Phyllis Green and Randolph Cōwen Institute for Pediatric Neuroscience, NYU Child Study Center, New York, NY 10016, USA.
Eur Child Adolesc Psychiatry. 2012 Feb;21(2):101-9. doi: 10.1007/s00787-011-0237-6.
Greater intra-subject variability (ISV) in response time is a heritable endophenotype of attention-deficit/hyperactivity disorder (ADHD). Spontaneous low frequency oscillations (LFO: 0.01-0.1 Hz) observed in brain functional magnetic resonance signals might account for such behavioral variability. Recently, we demonstrated that ISV in response time (RT) explained ratings of ADHD symptoms. Building on this finding, here we hypothesized that LFO in RT time series would explain these ratings, both independently and in addition to RT coefficient of variation (CV). To measure RT LFO, we applied Morlet wavelet transform to the previously collected RT data. Our community sample consisted of 98 children (including 66 boys, mean age 9.9 ± 1.4 years), who completed four computer Tasks of Executive Control. Conners' Parent Rating Scale ratings were obtained. RT LFO of three tasks significantly explained ratings of inattention, hyperactivity and three global Conners' subscales. In addition, RT LFO during two tasks that included an inhibitory component increased the proportions of variance explained in subscales of both inattention and hyperactivity/impulsivity, beyond the effects of RT-CV. Three specific low frequency bands (Slow-5: 0.01-0.027 Hz; Slow-4: 0.027-0.073 Hz; Slow-3: 0.073-0.20 Hz) were strongly related to the ADHD scales. We conclude that RT LFO predict dimensional ratings of ADHD symptoms both independently and in addition to RTCV. Results suggest that frequency analyses are a suitable methodology to link behavioral responses to putative underlying physiological processes.

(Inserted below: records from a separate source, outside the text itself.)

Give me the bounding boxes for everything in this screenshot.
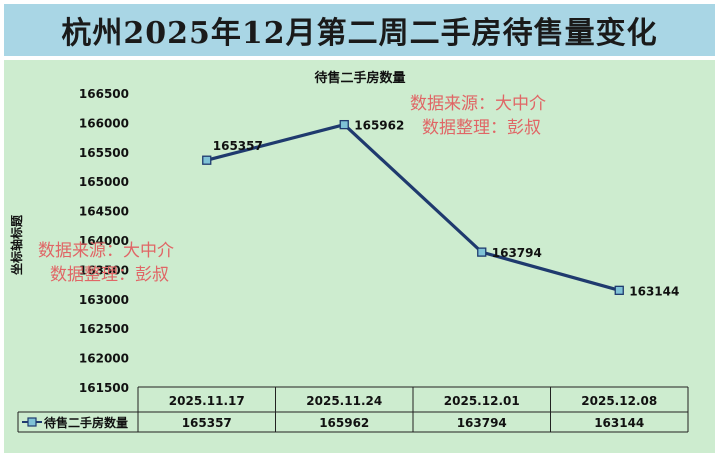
legend-label: 待售二手房数量 — [44, 415, 128, 430]
watermark-source: 数据来源：大中介 — [38, 241, 174, 261]
watermark-left: 数据来源：大中介 数据整理：彭叔 — [38, 239, 174, 287]
data-label: 165962 — [354, 119, 404, 133]
y-tick-label: 163000 — [79, 293, 129, 307]
data-point — [339, 119, 349, 130]
table-value: 165357 — [182, 416, 232, 430]
watermark-author: 数据整理：彭叔 — [422, 118, 541, 138]
y-tick-label: 161500 — [79, 381, 129, 395]
data-label: 163794 — [492, 246, 542, 260]
table-value: 163794 — [457, 416, 507, 430]
y-tick-label: 164000 — [79, 234, 129, 248]
y-tick-label: 164500 — [79, 205, 129, 219]
legend-marker — [27, 417, 37, 427]
y-tick-label: 165500 — [79, 146, 129, 160]
table-value: 163144 — [594, 416, 644, 430]
x-tick-label: 2025.12.01 — [444, 394, 520, 408]
series-line — [206, 123, 620, 292]
watermark-source: 数据来源：大中介 — [410, 94, 546, 114]
table-value: 165962 — [319, 416, 369, 430]
watermark-author: 数据整理：彭叔 — [50, 265, 169, 285]
x-tick-label: 2025.12.08 — [581, 394, 657, 408]
y-tick-label: 162500 — [79, 322, 129, 336]
data-point — [202, 155, 212, 165]
y-tick-label: 166000 — [79, 116, 129, 130]
y-tick-label: 163500 — [79, 263, 129, 277]
x-tick-label: 2025.11.24 — [306, 394, 382, 408]
data-point — [614, 285, 624, 295]
data-label: 165357 — [213, 139, 263, 153]
chart-title: 待售二手房数量 — [313, 70, 405, 86]
data-point — [477, 247, 487, 257]
title-bar: 杭州2025年12月第二周二手房待售量变化 — [4, 4, 715, 56]
y-tick-label: 162000 — [79, 352, 129, 366]
x-tick-label: 2025.11.17 — [169, 394, 245, 408]
watermark-top-right: 数据来源：大中介 数据整理：彭叔 — [410, 92, 546, 140]
y-tick-label: 166500 — [79, 87, 129, 101]
data-label: 163144 — [629, 284, 679, 298]
y-tick-label: 165000 — [79, 175, 129, 189]
page-title: 杭州2025年12月第二周二手房待售量变化 — [61, 16, 658, 51]
y-axis-title: 坐标轴标题 — [10, 214, 24, 275]
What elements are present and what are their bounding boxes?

反应时的个体内变异性(ISV)较大是注意缺陷多动障碍(ADHD)的一种可遗传的内表型。大脑功能磁共振信号中观察到的自发低频振荡(LFO:0.01-0.1 Hz)可能解释了这种行为变异性。最近,我们证明了反应时(RT)的 ISV 可以解释 ADHD 症状的评分。在此发现的基础上,我们假设 RT 时间序列中的 LFO 可以独立于 RT 变异系数(CV),并补充 RT 解释这些评分。为了测量 RT LFO,我们将 Morlet 小波变换应用于之前收集的 RT 数据。我们的社区样本包括 98 名儿童(包括 66 名男孩,平均年龄 9.9 ± 1.4 岁),他们完成了四项执行控制计算机任务。同时获得了 Conners 父母评定量表的评分。三个任务的 RT LFO 显著解释了注意力不集中、多动和三个 Conners 整体子量表的评分。此外,在包括抑制成分的两个任务中,RT LFO 增加了注意力和多动/冲动性两个子量表的方差解释比例,超出了 RT-CV 的影响。三个特定的低频带(Slow-5:0.01-0.027 Hz;Slow-4:0.027-0.073 Hz;Slow-3:0.073-0.20 Hz)与 ADHD 量表密切相关。我们得出结论,RT LFO 可以独立于 RTCV 预测 ADHD 症状的维度评分。结果表明,频率分析是一种将行为反应与潜在生理过程联系起来的合适方法。